The liberal-conservative war at the local administration level has raged since the local elections last June, which remarkably increased liberal-leftist presence in city halls and councils across the country. The opposition’s revamped welfare programs require an additional outlay of some 24 trillion won nationwide, or 8 percent of the total 309 trillion won national budget, while their proponents present no plausible plans to secure the necessary funds.
Since the Seoul City Council passed the edict on free lunch on Nov. 18, the mayor and the council’s majority opposition have engaged in unlimited power contests. Mayor Oh planned to file a suit with the Supreme Court to nullify the edict but withdrew the plan to bring the issue directly to citizens’ judgment.
His resolute resistance against the extremely partisan politics of the city council is appreciated by many conservative citizens and politicians. Still, there also are watchers who link the mayor’s struggle against the leftist onslaught these days to his presidential bid. Many speculate that Oh’s wrestling with the free lunch issue could be an effort to differentiate himself from the Grand National Party’s other presidential hopefuls such as Park Geun-hye and Kim Moon-soo, who both have recently proposed fairly left-leaning welfare programs.
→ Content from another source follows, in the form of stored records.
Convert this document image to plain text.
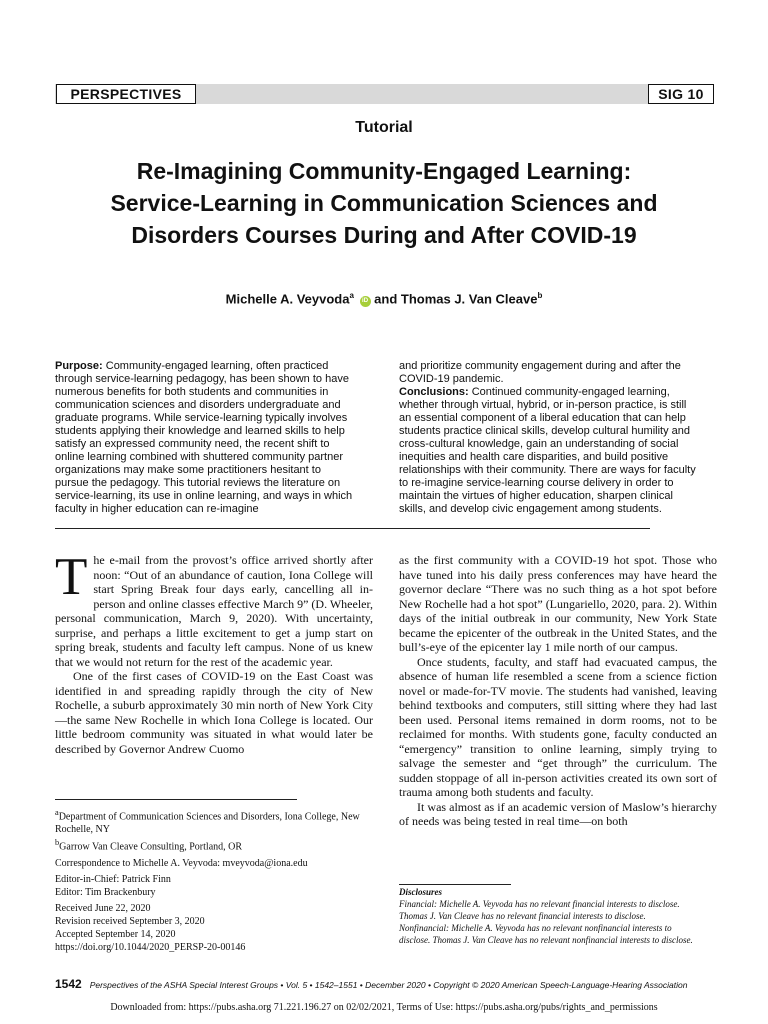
PERSPECTIVES	SIG 10
Tutorial
Re-Imagining Community-Engaged Learning: Service-Learning in Communication Sciences and Disorders Courses During and After COVID-19
Michelle A. Veyvoda$^a$ iD and Thomas J. Van Cleave$^b$
Purpose: Community-engaged learning, often practiced through service-learning pedagogy, has been shown to have numerous benefits for both students and communities in communication sciences and disorders undergraduate and graduate programs. While service-learning typically involves students applying their knowledge and learned skills to help satisfy an expressed community need, the recent shift to online learning combined with shuttered community partner organizations may make some practitioners hesitant to pursue the pedagogy. This tutorial reviews the literature on service-learning, its use in online learning, and ways in which faculty in higher education can re-imagine
and prioritize community engagement during and after the COVID-19 pandemic.
Conclusions: Continued community-engaged learning, whether through virtual, hybrid, or in-person practice, is still an essential component of a liberal education that can help students practice clinical skills, develop cultural humility and cross-cultural knowledge, gain an understanding of social inequities and health care disparities, and build positive relationships with their community. There are ways for faculty to re-imagine service-learning course delivery in order to maintain the virtues of higher education, sharpen clinical skills, and develop civic engagement among students.

The e-mail from the provost’s office arrived shortly after noon: “Out of an abundance of caution, Iona College will start Spring Break four days early, cancelling all in-person and online classes effective March 9” (D. Wheeler, personal communication, March 9, 2020). With uncertainty, surprise, and perhaps a little excitement to get a jump start on spring break, students and faculty left campus. None of us knew that we would not return for the rest of the academic year.

One of the first cases of COVID-19 on the East Coast was identified in and spreading rapidly through the city of New Rochelle, a suburb approximately 30 min north of New York City—the same New Rochelle in which Iona College is located. Our little bedroom community was situated in what would later be described by Governor Andrew Cuomo

as the first community with a COVID-19 hot spot. Those who have tuned into his daily press conferences may have heard the governor declare “There was no such thing as a hot spot before New Rochelle had a hot spot” (Lungariello, 2020, para. 2). Within days of the initial outbreak in our community, New York State became the epicenter of the outbreak in the United States, and the bull’s-eye of the epicenter lay 1 mile north of our campus.

Once students, faculty, and staff had evacuated campus, the absence of human life resembled a scene from a science fiction novel or made-for-TV movie. The students had vanished, leaving behind textbooks and computers, still sitting where they had last been used. Personal items remained in dorm rooms, not to be reclaimed for months. With students gone, faculty conducted an “emergency” transition to online learning, simply trying to salvage the semester and “get through” the curriculum. The sudden stoppage of all in-person activities created its own sort of trauma among both students and faculty.

It was almost as if an academic version of Maslow’s hierarchy of needs was being tested in real time—on both

$^a$Department of Communication Sciences and Disorders, Iona College, New Rochelle, NY
$^b$Garrow Van Cleave Consulting, Portland, OR
Correspondence to Michelle A. Veyvoda: mveyvoda@iona.edu
Editor-in-Chief: Patrick Finn
Editor: Tim Brackenbury
Received June 22, 2020
Revision received September 3, 2020
Accepted September 14, 2020
https://doi.org/10.1044/2020_PERSP-20-00146
Disclosures
Financial: Michelle A. Veyvoda has no relevant financial interests to disclose.
Thomas J. Van Cleave has no relevant financial interests to disclose.
Nonfinancial: Michelle A. Veyvoda has no relevant nonfinancial interests to
disclose. Thomas J. Van Cleave has no relevant nonfinancial interests to disclose.
1542 Perspectives of the ASHA Special Interest Groups • Vol. 5 • 1542–1551 • December 2020 • Copyright © 2020 American Speech-Language-Hearing Association
Downloaded from: https://pubs.asha.org 71.221.196.27 on 02/02/2021, Terms of Use: https://pubs.asha.org/pubs/rights_and_permissions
We are afraid that the free lunch question is being excessively politicized and it is feared to remain at the forefront of political contention up until the presidential election two years away. The Seoul mayor and the city council should make further negotiations to establish a reasonable and financially sustainable school lunch program which could be expanded gradually as the nation becomes more affordable in the years ahead. All that matters in this affair is the health and sentiments of our schoolchildren and political ideologies should not be allowed to interfere.